するとシモンの文句に、デュナミスの召喚魔が走り出し、強烈な跳び蹴りをグレンラガンに食らわせる。

 

 

「しかし取ったではないかアアアアアアアアアアアアア!!!!」

 

「「「「「「もっともだアアアアアア!!!!」」」」」」

 

 

うん、シモンの言い訳が通用しないことに学園中が頷いた。

 

「とにかくだ、私はセクストゥムの創造をマスターに頼み込み、そして目覚めた暁には彼女に私のことをマスターと呼ばせ・・・いや、この世を救うために、そう例えば・・・裸エプロンとか猫耳にニーソックス、・・・いや、弱き人たちの役立たせるために、そう、たとえば、ご飯にします、お風呂にします、それともマスターは・・・とか、とにかく世界を救うために!!!!」

 

憤怒と憎しみを渦巻き、ついには嫉妬の炎が燃え上がる。

こんなデュナミスは長い付き合いのあるフェイトやフェイトガールズも知らない。

 

「すごい、デュナミス様・・・変身してしまいそうなほどにすごい魔力!」

「こ、これがデュナミスの本当の力か・・・どうやら僕たちは彼の本性をずっと見抜けなかったようだな・・・でも・・・いくらなんでもこれはないだろう」

 

少々情けないがバカに出来ないすさまじい気迫だ。

その気迫の突風で風が巻き上がり、一般生徒は油断すると吹き飛ばされてしまうほどの威力であった。

 

 

「俺は・・・そんなつもりでセクストゥムと一緒にいるわけじゃない! お前と一緒にするな、変態野郎!」

 

「でも、お前さっきコクピットの中でイチャついてナニかしだろうが!!!!」

 

「「「「「確かにそうだあああああああああ!!!!」」」」」

 

 

再びデュナミスの召喚魔に殴り飛ばされて湖を二転三転して転がるグレンラガン。

その瞬間、再び大歓声が巻き起こった。

 

「ま、負けるな! 仮面の兄さん! きっといいことあるさ!!」

「あなたは十分素敵よーーッ!!」

「俺たちはあんたの味方だ!!」

「小難しい理由で戦うより、ストレートな思いで俺たちは好きさー!」

 

デュナミスの叫びは煩悩だらけ。

そこに壮大な因縁を想像していたネギたちはひっくり返ってしまうようなアホな理由だ。

しかしだ、学園の生徒たちには違う。

アホな理由? そんなバカな。

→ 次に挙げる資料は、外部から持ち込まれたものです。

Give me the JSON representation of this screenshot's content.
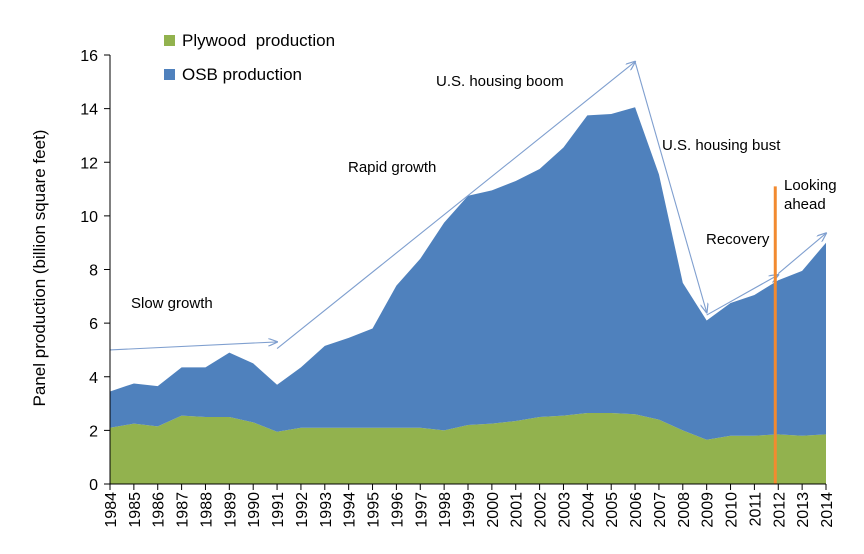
{
  "chart_data": {
    "type": "area",
    "stacked": true,
    "ylabel": "Panel production (billion square feet)",
    "xlabel": "",
    "ylim": [
      0,
      16
    ],
    "yticks": [
      0,
      2,
      4,
      6,
      8,
      10,
      12,
      14,
      16
    ],
    "grid": false,
    "legend_position": "top-left",
    "categories": [
      "1984",
      "1985",
      "1986",
      "1987",
      "1988",
      "1989",
      "1990",
      "1991",
      "1992",
      "1993",
      "1994",
      "1995",
      "1996",
      "1997",
      "1998",
      "1999",
      "2000",
      "2001",
      "2002",
      "2003",
      "2004",
      "2005",
      "2006",
      "2007",
      "2008",
      "2009",
      "2010",
      "2011",
      "2012",
      "2013",
      "2014"
    ],
    "series": [
      {
        "name": "Plywood  production",
        "color": "#92b24e",
        "values": [
          2.1,
          2.25,
          2.15,
          2.55,
          2.5,
          2.5,
          2.3,
          1.95,
          2.1,
          2.1,
          2.1,
          2.1,
          2.1,
          2.1,
          2.0,
          2.2,
          2.25,
          2.35,
          2.5,
          2.55,
          2.65,
          2.65,
          2.6,
          2.4,
          2.0,
          1.65,
          1.8,
          1.8,
          1.85,
          1.8,
          1.85
        ]
      },
      {
        "name": "OSB production",
        "color": "#4f81bd",
        "values": [
          1.35,
          1.5,
          1.5,
          1.8,
          1.85,
          2.4,
          2.2,
          1.75,
          2.25,
          3.05,
          3.35,
          3.7,
          5.3,
          6.3,
          7.75,
          8.55,
          8.7,
          8.95,
          9.25,
          10.0,
          11.1,
          11.15,
          11.45,
          9.15,
          5.5,
          4.45,
          4.95,
          5.25,
          5.75,
          6.15,
          7.15
        ]
      }
    ],
    "annotations": [
      {
        "id": "slow",
        "text": "Slow growth"
      },
      {
        "id": "rapid",
        "text": "Rapid growth"
      },
      {
        "id": "boom",
        "text": "U.S. housing boom"
      },
      {
        "id": "bust",
        "text": "U.S. housing bust"
      },
      {
        "id": "recovery",
        "text": "Recovery"
      },
      {
        "id": "ahead",
        "lines": [
          "Looking",
          "ahead"
        ]
      }
    ],
    "trend_arrows": [
      {
        "from": [
          1984,
          5.0
        ],
        "to": [
          1991,
          5.3
        ]
      },
      {
        "from": [
          1991,
          5.05
        ],
        "to": [
          2006,
          15.75
        ]
      },
      {
        "from": [
          2006,
          15.75
        ],
        "to": [
          2009,
          6.4
        ]
      },
      {
        "from": [
          2009,
          6.3
        ],
        "to": [
          2012,
          7.8
        ]
      },
      {
        "from": [
          2012,
          7.85
        ],
        "to": [
          2014,
          9.35
        ]
      }
    ],
    "marker_line": {
      "year": 2012,
      "color": "#f28a30"
    },
    "colors": {
      "arrow": "#7f9fcf",
      "axis": "#000000"
    }
  }
}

とても深刻な理由ではないか。

思春期まっただ中の学生たちが、男女の痴情のもつれにより不幸となったデュナミスに感情移入できないはずがない。

そうだ、がんばれ・・・

負けるな!

 

 

「「「「「「「デューナミス! デューナーミス! デューナーミス! デューナーミス!!」」」」」」」」

 

「「「「「「「「「「いけええええ、俺(私)たちのデュナさーーーーーん!!!!」」」」」」」」」」

 

 

悪の組織の大幹部が、なぜか英雄のごとき声援を若き少年少女たちから送られたのだった。